New SqlCommand("Delete * from CustTable", New SqlConnection(...).ExecuteNonQuery()
After deleting all your customers (and all cascading relations) you'll probably get an exception such as the method or property 1238 (the result of executenonquery ie number of records deleted from the table) on person does not exist. Even if this were perhaps a query from some xml meta data about person object the application must be extreamly careful to ensure that whatever gets evaluated in the () is safe to execute. Assuming you knew what it was you were executing between the () they why not just put it there if you don't know what will be in the () then you probably shouldn't be executing it. It might be useful in some ad-hoc one off scripting such as and administrative WMI query or something like that but I would never ever use it in a production code.
- Kurt
I'm not giving up my fully compiled, native code enviroment until it's ripped out of my hands. I have no interest in joining the Open Source market... which, is exactly what apps are that are written in dotNet. It doesn't matter if you spend 5 grand on an obfuscator (needing such a tool is ridiculous, in itself) your code is free to anyone that owns a tool such as Remotesoft decompiler http://www.remotesoft.com/
...and, I find it disgusting that tools like this are available, especially since their opening line says "Think your code is safe, think again"
Quick... someone find a similar tool for VB6. Ain't gonna happen.

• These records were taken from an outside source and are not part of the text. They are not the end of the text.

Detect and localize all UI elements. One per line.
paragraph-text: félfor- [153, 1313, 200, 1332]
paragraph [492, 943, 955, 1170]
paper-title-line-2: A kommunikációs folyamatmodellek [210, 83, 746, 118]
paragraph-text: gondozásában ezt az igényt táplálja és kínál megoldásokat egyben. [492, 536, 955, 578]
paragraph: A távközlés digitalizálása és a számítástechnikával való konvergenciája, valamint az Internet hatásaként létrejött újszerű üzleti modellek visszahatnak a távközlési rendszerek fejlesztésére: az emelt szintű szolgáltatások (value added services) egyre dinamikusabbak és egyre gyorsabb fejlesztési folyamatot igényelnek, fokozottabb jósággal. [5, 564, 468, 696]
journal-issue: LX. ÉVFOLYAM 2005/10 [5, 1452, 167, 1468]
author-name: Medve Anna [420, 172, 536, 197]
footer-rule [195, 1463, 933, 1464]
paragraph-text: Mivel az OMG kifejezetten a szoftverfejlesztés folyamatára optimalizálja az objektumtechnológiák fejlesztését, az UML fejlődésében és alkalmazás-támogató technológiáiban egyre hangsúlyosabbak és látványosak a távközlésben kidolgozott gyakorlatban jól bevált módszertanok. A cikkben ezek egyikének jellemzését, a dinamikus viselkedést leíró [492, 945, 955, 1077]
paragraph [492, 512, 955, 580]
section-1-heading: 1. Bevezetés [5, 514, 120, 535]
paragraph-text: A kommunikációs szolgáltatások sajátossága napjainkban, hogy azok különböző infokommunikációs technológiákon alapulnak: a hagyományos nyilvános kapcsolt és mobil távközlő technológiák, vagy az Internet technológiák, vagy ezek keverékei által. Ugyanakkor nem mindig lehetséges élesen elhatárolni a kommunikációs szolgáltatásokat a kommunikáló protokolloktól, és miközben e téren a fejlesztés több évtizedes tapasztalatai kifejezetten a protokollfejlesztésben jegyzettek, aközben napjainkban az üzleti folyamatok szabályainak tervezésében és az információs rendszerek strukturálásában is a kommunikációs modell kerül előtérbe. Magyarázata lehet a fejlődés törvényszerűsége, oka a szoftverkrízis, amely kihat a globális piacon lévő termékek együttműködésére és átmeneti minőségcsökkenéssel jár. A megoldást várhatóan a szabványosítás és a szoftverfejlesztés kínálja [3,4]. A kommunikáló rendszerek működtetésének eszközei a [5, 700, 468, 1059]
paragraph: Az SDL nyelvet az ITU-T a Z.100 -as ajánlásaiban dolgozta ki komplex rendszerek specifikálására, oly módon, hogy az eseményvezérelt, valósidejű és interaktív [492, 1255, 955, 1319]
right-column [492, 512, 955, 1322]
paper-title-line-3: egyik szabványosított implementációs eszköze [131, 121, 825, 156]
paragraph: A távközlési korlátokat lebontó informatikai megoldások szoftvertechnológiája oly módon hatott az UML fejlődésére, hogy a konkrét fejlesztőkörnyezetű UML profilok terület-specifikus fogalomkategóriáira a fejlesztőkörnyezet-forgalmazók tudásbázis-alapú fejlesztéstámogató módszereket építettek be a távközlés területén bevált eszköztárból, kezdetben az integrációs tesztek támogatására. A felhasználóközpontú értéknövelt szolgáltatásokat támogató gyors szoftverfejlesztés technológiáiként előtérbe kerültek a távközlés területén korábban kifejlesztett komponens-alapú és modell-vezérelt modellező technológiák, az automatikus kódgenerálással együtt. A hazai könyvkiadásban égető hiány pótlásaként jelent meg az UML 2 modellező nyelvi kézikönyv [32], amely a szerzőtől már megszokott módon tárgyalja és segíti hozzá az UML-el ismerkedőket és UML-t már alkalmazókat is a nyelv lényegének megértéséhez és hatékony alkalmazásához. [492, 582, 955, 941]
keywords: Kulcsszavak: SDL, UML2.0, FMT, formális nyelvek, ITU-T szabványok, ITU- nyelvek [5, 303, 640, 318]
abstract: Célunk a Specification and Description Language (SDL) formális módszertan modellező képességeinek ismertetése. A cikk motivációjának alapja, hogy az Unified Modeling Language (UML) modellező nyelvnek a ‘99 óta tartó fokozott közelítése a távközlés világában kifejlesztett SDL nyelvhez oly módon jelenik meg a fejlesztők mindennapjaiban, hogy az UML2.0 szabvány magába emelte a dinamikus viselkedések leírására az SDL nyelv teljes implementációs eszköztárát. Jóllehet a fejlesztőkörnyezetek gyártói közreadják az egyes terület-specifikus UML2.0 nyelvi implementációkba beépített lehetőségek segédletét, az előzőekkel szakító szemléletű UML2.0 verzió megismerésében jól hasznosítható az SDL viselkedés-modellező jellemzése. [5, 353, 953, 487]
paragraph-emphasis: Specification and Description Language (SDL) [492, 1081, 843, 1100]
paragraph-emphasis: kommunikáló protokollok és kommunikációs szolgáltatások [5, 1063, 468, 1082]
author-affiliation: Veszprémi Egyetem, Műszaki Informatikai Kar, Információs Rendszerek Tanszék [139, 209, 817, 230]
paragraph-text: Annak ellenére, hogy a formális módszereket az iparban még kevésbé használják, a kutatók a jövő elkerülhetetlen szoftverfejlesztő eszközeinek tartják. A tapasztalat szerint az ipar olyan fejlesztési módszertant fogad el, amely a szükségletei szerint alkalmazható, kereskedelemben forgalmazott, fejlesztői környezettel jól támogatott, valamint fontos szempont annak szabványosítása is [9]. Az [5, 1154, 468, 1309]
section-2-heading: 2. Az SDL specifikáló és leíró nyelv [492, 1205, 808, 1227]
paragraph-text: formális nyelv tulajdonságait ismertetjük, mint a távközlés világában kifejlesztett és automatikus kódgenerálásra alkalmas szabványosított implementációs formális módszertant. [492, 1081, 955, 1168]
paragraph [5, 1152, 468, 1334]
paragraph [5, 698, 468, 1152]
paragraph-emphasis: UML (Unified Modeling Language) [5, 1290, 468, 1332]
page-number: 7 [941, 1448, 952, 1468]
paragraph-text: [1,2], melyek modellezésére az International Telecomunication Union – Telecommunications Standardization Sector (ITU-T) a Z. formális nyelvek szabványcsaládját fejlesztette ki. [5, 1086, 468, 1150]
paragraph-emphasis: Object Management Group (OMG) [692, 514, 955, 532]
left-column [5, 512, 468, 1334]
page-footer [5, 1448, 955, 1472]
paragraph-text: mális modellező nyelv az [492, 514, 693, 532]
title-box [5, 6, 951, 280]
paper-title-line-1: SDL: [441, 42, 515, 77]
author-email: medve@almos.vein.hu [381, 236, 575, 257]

For your infomation, i am beginner in learning visual basic 6.0 and i have a problem in coding for how to get the value of "d" in the equation below by using VB6.0??? lets say:
d3+2d2+3d+4=0
Am i going to use the looping in VB6.0 to loop up untill d is equal 0?..but how to display the value of d when equation is =0?? i really need ur help...and i am really happy to hearing from you soon..thanks.
http://www.buccaweb.com/Download.aspx
Thanks to Microsoft and VB team providing this in VB.
This is a very useful feature, but why is not supported in vb.net CF?